Por Rafael Rojas, historiador cubano, exiliado en México, premio Anagrama de Ensayo por su libro Tumbas sin sosiego (EL PAÍS, 24/04/08):
María Zambrano escribió que el exilio se presenta ante quienes lo padecen como una condición interminable o eterna: “La inmensidad, el ilimitado desierto, la inexistencia del horizonte y el cielo fluido. La existencia del ser humano a quien esto acontece ha entrado ya en el exilio, como en un océano sin isla alguna a la vista, sin norte real, punto de llegada, meta”. Sin embargo, María Zambrano regresó a su patria en 1984, después de 45 años de peregrinación, y murió como persona en democracia.
La actual sucesión cubana da la razón a quienes, en las dos últimas décadas, han sostenido que la revolución, entendida como cambio social promovido por un Estado, terminó hace mucho tiempo, y que lo que subsiste en la isla es un Gobierno autoritario que administra conflictos domésticos. Pero que la revolución haya terminado no significa que su contraparte histórica, el exilio, también concluya.

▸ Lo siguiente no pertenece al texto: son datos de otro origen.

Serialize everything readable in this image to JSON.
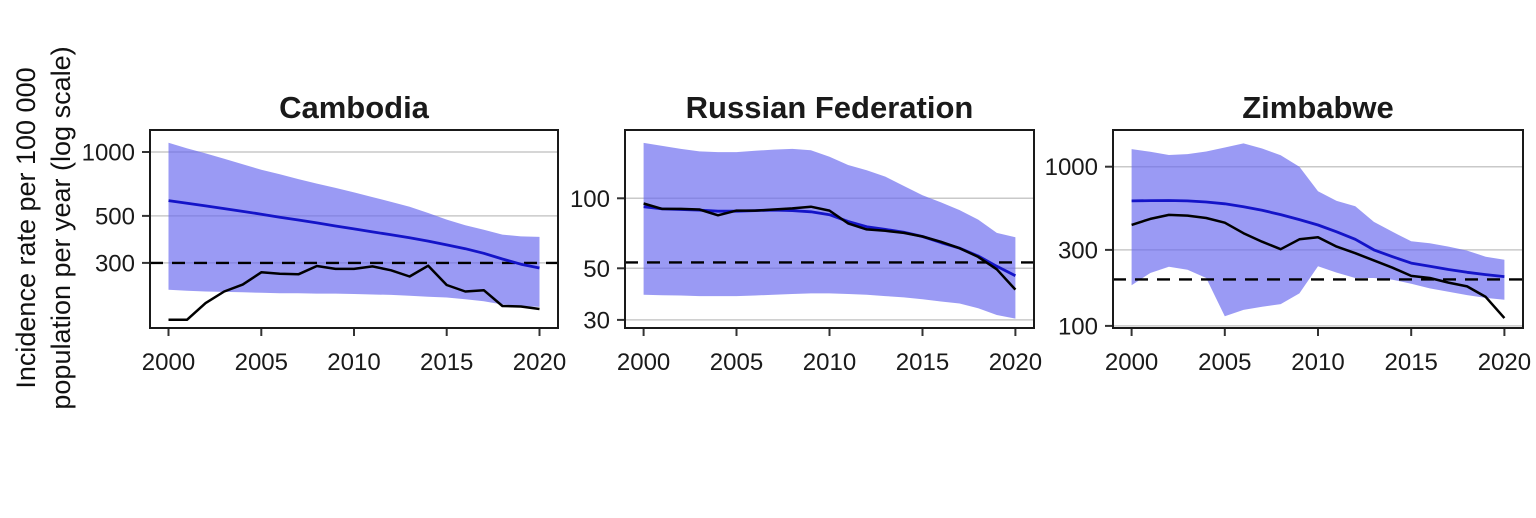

En el lenguaje del poder cubano la palabra revolución funciona como sinónimo de socialismo y patria, a pesar de que los tres términos posean significados distintos. La confusión se debe a que en el habla oficial todos los conceptos y símbolos nacionales desembocan en el mismo campo semántico: el de un régimen de partido único y economía estatal, encabezado desde hace medio siglo, por los hermanos Fidel y Raúl Castro.
Llamar revolución a un orden institucional, copiado del soviético, como el que funcionó entre 1971 y 1992, no pasa de un ardid simbólico de las élites del poder insular. Más absurdo aún resulta entender como revolución lo que viene sucediendo en Cuba en los últimos 16 años, cuando se ha producido un cambio social que el Gobierno no quiso ni propició y que apenas en los últimos meses comienza a ser legalmente reconocido.

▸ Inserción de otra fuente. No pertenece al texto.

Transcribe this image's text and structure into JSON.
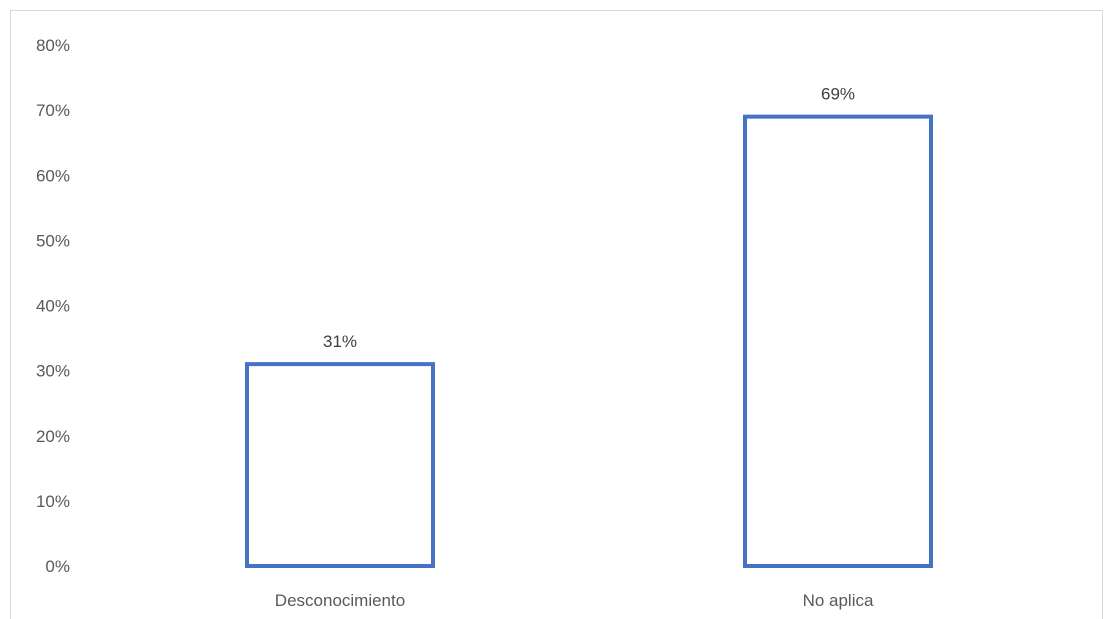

El exilio, como es sabido, no surgió como reacción contra aquella revolución que triunfó en enero de 1959, sino contra la radicalización comunista del Gobierno revolucionario entre 1960 y 1961. Lo decisivo para la formación de cualquier comunidad exiliada, en la España de Franco, la Rusia de Stalin, la Alemania de Hitler, el Chile de Pinochet o la Cuba de Fidel, es la ausencia de libertades públicas, la imposibilidad de ser opositor sin arriesgar la vida o perder la libertad.

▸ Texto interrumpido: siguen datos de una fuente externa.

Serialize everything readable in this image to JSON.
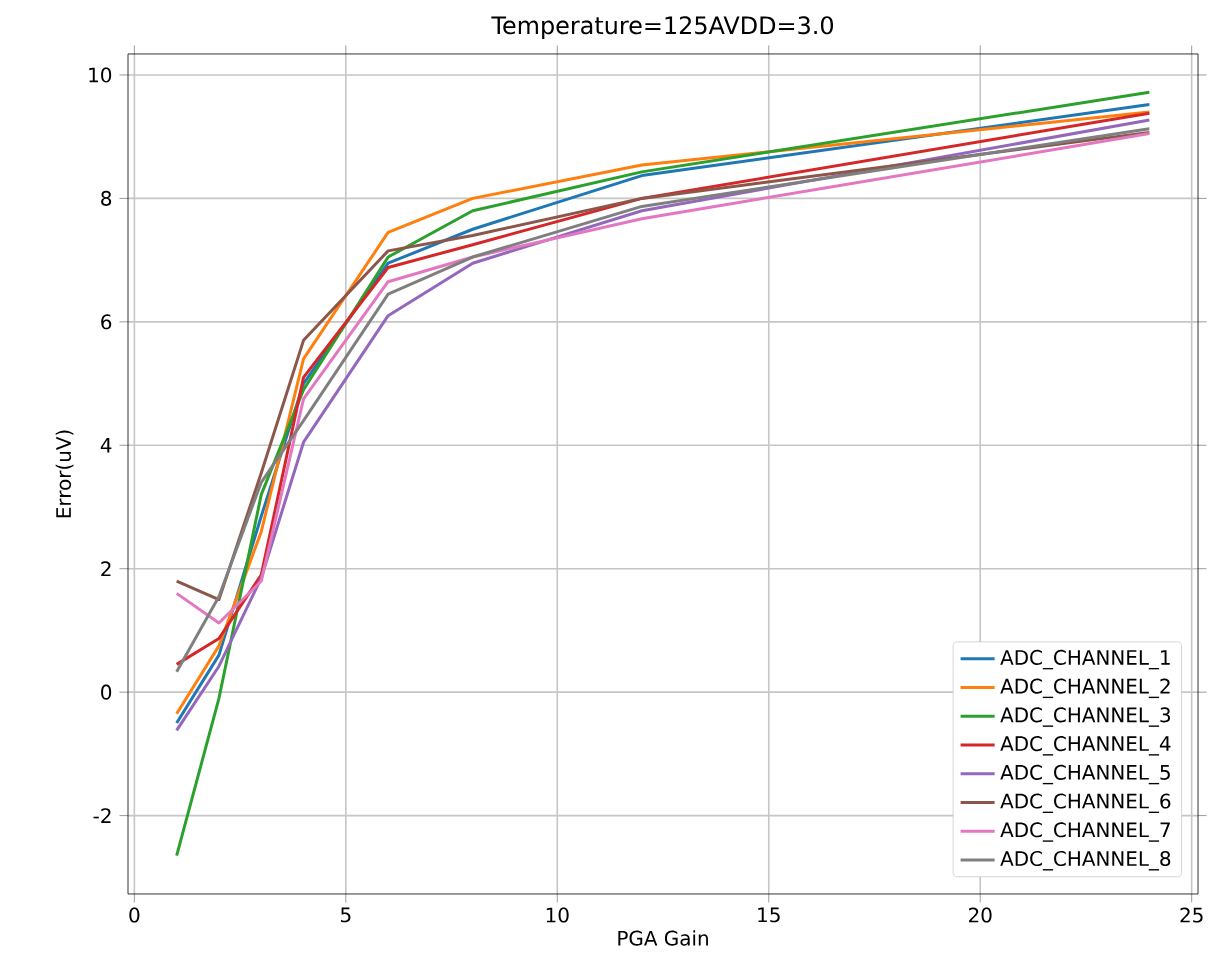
{
  "chart_data": {
    "type": "line",
    "title": "Temperature=125AVDD=3.0",
    "xlabel": "PGA Gain",
    "ylabel": "Error(uV)",
    "x": [
      1,
      2,
      3,
      4,
      6,
      8,
      12,
      24
    ],
    "series": [
      {
        "name": "ADC_CHANNEL_1",
        "color": "#1f77b4",
        "values": [
          -0.5,
          0.6,
          2.85,
          5.0,
          6.95,
          7.5,
          8.37,
          9.52
        ]
      },
      {
        "name": "ADC_CHANNEL_2",
        "color": "#ff7f0e",
        "values": [
          -0.35,
          0.75,
          2.6,
          5.4,
          7.45,
          8.0,
          8.54,
          9.4
        ]
      },
      {
        "name": "ADC_CHANNEL_3",
        "color": "#2ca02c",
        "values": [
          -2.65,
          -0.1,
          3.2,
          4.9,
          7.05,
          7.8,
          8.43,
          9.72
        ]
      },
      {
        "name": "ADC_CHANNEL_4",
        "color": "#d62728",
        "values": [
          0.45,
          0.87,
          1.9,
          5.1,
          6.88,
          7.25,
          8.0,
          9.38
        ]
      },
      {
        "name": "ADC_CHANNEL_5",
        "color": "#9467bd",
        "values": [
          -0.62,
          0.42,
          1.85,
          4.05,
          6.1,
          6.95,
          7.8,
          9.27
        ]
      },
      {
        "name": "ADC_CHANNEL_6",
        "color": "#8c564b",
        "values": [
          1.8,
          1.5,
          3.55,
          5.7,
          7.15,
          7.4,
          8.0,
          9.07
        ]
      },
      {
        "name": "ADC_CHANNEL_7",
        "color": "#e377c2",
        "values": [
          1.6,
          1.12,
          1.8,
          4.75,
          6.65,
          7.05,
          7.67,
          9.05
        ]
      },
      {
        "name": "ADC_CHANNEL_8",
        "color": "#7f7f7f",
        "values": [
          0.33,
          1.55,
          3.4,
          4.4,
          6.45,
          7.05,
          7.87,
          9.13
        ]
      }
    ],
    "xlim": [
      -0.15,
      25.15
    ],
    "ylim": [
      -3.27,
      10.34
    ],
    "xticks": [
      0,
      5,
      10,
      15,
      20,
      25
    ],
    "yticks": [
      -2,
      0,
      2,
      4,
      6,
      8,
      10
    ],
    "grid": true,
    "legend": "bottom right"
  }
}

De ahí que aunque la revolución haya terminado y aunque la definición ideológica del régimen tome una tímida distancia del “marxismo-leninismo”, la experiencia del exilio seguirá reproduciéndose mientras la ciudadanía carezca de derechos de asociación y expresión.
El Gobierno de Raúl Castro puede declararse mañana a favor de una “economía social de mercado”, abrir la pequeña y mediana empresa privada, dejando intacto el partido único y penalizando el ejercicio de algunos derechos. Aún en ese escenario poco probable, de verdadera apertura económica con cierre político, habrá exilio.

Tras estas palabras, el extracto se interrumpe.